Литмир - Электронная Библиотека
A
A

— Почему же тогда Вильгельм согласился? — я вспомнила его чёткий выстрел, спасший меня от монстра.

— Спроси у него сама, — слегка раздражённо фыркнула собеседница.

— Но он только что лишился любимого человека.

— И при этом крепко держится, — Анна сказала это с лёгкой гордостью, словно только семья Готье могла столь прямолинейно преодолевать все горечи жизни. — Потому что как только перестаёшь клеить пластыри на потери, чувства, проблемы, прошлое, настоящее — на себя в целом — так жизнь сразу иной становится. Нужно прекратить заполнять очередные пустоты чем-то или кем-то — это бесполезно и совершенно безнадёжно. Всего лишь стоит научиться заполнять себя собственной энергией и учиться смотреть себе в глаза. Не пустота должна быть после отдачи, а внутреннее «я» — самое родное человеку, живущее с ним с рождения и преданно проходящее путь от начала до самого конца. Никто не позаботится о твоём внутреннем «я» так хорошо, как ты сам. Никто не сможет вытащить тебя из ямы без твоего желания. Поэтому и Вильгельм, и я, и вся моя семья так держимся — мы заполняем себя сами. По крайней мере... стараемся изо всех сил, — последние слова она дополнила будто про себя.

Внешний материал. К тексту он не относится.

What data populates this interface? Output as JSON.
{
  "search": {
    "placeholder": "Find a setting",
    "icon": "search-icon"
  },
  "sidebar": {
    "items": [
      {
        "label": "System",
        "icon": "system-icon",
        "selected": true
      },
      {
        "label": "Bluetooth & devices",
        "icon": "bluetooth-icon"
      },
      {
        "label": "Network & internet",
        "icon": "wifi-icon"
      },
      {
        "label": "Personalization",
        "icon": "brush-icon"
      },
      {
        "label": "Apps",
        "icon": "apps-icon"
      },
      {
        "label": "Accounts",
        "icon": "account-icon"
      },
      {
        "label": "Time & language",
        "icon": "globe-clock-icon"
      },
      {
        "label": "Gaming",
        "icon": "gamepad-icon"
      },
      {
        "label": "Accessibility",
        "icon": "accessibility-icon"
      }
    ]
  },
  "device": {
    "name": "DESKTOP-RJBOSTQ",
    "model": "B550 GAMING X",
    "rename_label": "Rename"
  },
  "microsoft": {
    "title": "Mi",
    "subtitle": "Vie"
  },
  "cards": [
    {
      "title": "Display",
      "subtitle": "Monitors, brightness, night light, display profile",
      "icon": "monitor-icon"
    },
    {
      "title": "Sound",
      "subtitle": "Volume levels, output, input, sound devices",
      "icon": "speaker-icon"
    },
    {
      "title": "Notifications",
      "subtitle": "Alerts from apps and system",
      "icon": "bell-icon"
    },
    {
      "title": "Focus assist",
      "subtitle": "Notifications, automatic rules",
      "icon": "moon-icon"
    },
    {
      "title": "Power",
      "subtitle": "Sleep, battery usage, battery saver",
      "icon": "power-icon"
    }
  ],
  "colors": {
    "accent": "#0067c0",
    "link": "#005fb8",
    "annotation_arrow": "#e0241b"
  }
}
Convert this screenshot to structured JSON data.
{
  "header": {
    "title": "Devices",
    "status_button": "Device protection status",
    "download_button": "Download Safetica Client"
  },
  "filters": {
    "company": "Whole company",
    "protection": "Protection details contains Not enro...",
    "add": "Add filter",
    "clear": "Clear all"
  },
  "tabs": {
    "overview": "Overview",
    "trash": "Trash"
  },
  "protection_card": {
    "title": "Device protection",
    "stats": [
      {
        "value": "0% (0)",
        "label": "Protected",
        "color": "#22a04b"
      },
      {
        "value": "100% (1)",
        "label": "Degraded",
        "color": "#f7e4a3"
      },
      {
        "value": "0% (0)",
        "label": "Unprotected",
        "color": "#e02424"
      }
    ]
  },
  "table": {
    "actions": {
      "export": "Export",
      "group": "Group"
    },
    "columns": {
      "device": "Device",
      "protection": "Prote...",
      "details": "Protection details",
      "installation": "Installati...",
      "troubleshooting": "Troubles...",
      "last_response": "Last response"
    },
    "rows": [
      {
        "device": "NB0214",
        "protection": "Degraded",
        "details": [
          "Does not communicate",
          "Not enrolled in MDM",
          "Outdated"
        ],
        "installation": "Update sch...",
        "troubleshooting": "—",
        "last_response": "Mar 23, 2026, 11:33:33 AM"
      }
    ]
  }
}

Я замерла с ложкой между зубов, засмотревшись на идеально подведённые серые глаза Анны.

— А я-то думала, чем вы отличаетесь от всех остальных, — я подавила в себе удивление от того, как подруга в последние дни стала всё больше говорить о своих скрытых чувствах, и усмехнулась. — А оказывается, вот оно всё как...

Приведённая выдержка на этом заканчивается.